Think of fed-fasted metabolic integration as an economy in two modes: growth-and-storage mode (the fed state) and maintenance-and-withdrawal mode (the fasted state). The signal that switches between them is the insulin-to-glucagon ratio—not just the absolute level of either hormone, but their balance. From your study of endocrine glands, you know insulin is released by pancreatic β-cells in response to rising blood glucose and amino acids. Glucagon is released by α-cells when glucose falls. Together they act as opposing arms of a thermostat, maintaining blood glucose in a narrow range around 80–100 mg/dL.
In the fed state, insulin dominates. Its effects are anabolic everywhere: in muscle, it promotes GLUT4 translocation to the cell surface (glucose floods in for oxidation and glycogen storage); in adipose tissue, it activates lipoprotein lipase and suppresses hormone-sensitive lipase (fat is stored, not released); in the liver, it promotes glycogen synthesis, fatty acid synthesis, and suppresses gluconeogenesis. The liver shifts from glucose producer to glucose consumer. Meanwhile, dietary amino acids stimulate muscle protein synthesis via mTOR signaling. The net result is that all absorbed nutrients are distributed and stored in appropriate depots.
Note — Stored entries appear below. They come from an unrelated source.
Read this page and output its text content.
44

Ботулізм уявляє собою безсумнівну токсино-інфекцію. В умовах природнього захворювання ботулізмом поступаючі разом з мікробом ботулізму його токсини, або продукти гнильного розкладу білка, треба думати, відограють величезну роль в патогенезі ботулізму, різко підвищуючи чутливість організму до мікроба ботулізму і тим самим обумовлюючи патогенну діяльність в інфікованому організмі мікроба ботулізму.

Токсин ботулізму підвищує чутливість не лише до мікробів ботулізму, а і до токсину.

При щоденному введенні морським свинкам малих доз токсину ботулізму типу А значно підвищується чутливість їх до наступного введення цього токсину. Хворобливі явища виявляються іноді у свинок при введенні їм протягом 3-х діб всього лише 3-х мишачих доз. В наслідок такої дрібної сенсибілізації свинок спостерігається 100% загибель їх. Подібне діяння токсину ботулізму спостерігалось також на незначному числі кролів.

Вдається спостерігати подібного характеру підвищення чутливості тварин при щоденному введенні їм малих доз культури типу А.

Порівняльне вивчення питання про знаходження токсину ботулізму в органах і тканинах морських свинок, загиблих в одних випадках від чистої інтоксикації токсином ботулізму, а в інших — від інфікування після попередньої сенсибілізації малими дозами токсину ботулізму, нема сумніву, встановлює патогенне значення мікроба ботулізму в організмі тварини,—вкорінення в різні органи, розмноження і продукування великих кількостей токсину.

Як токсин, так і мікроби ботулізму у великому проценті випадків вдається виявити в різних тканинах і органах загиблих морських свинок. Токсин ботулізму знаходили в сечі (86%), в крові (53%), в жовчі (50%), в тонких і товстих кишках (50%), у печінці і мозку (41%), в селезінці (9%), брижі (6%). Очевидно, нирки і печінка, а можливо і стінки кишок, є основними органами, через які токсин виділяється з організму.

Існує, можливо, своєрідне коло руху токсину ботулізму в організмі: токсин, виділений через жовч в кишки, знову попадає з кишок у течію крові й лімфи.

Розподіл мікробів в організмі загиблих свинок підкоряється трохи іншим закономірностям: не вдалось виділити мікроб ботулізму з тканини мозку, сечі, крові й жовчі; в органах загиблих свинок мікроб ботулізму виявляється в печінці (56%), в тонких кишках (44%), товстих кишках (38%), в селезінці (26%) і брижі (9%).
As hours pass without eating, blood glucose and insulin fall, glucagon rises, and the liver is "unlocked" from its fed-state program. Glycogenolysis begins first—liver glycogen breaks down and glucose is exported. As glycogen is depleted (after roughly 12–16 hours in humans), the liver ramps up gluconeogenesis, synthesizing glucose from lactate, glycerol, and amino acids. Simultaneously, glucagon and falling insulin activate hormone-sensitive lipase in adipose tissue, releasing free fatty acids into the bloodstream. Muscle and liver oxidize these fatty acids for ATP. When fatty acid oxidation outpaces the liver's capacity to oxidize acetyl-CoA through the TCA cycle, the excess is funneled into ketogenesis—production of acetoacetate and β-hydroxybutyrate. The brain, which cannot use fatty acids directly, can use ketone bodies as an alternative fuel.
The tissue-specific responses create a coordinated division of labor. The brain—nearly entirely glucose-dependent under normal conditions—receives priority access to the dwindling glucose supply via gluconeogenesis. Muscle, which is metabolically flexible, progressively shifts from glucose to fatty acids to ketone bodies as fasting deepens, conserving glucose for the brain. Adipose tissue is the reservoir: it contributes glycerol for gluconeogenesis and fatty acids for fuel and ketogenesis. The liver orchestrates all of this, processing substrates from the periphery and distributing glucose and ketones outward. Understanding that each tissue plays a specific role in this economy—not that the whole body responds uniformly—is the key insight that separates integration from merely memorizing individual metabolic pathways.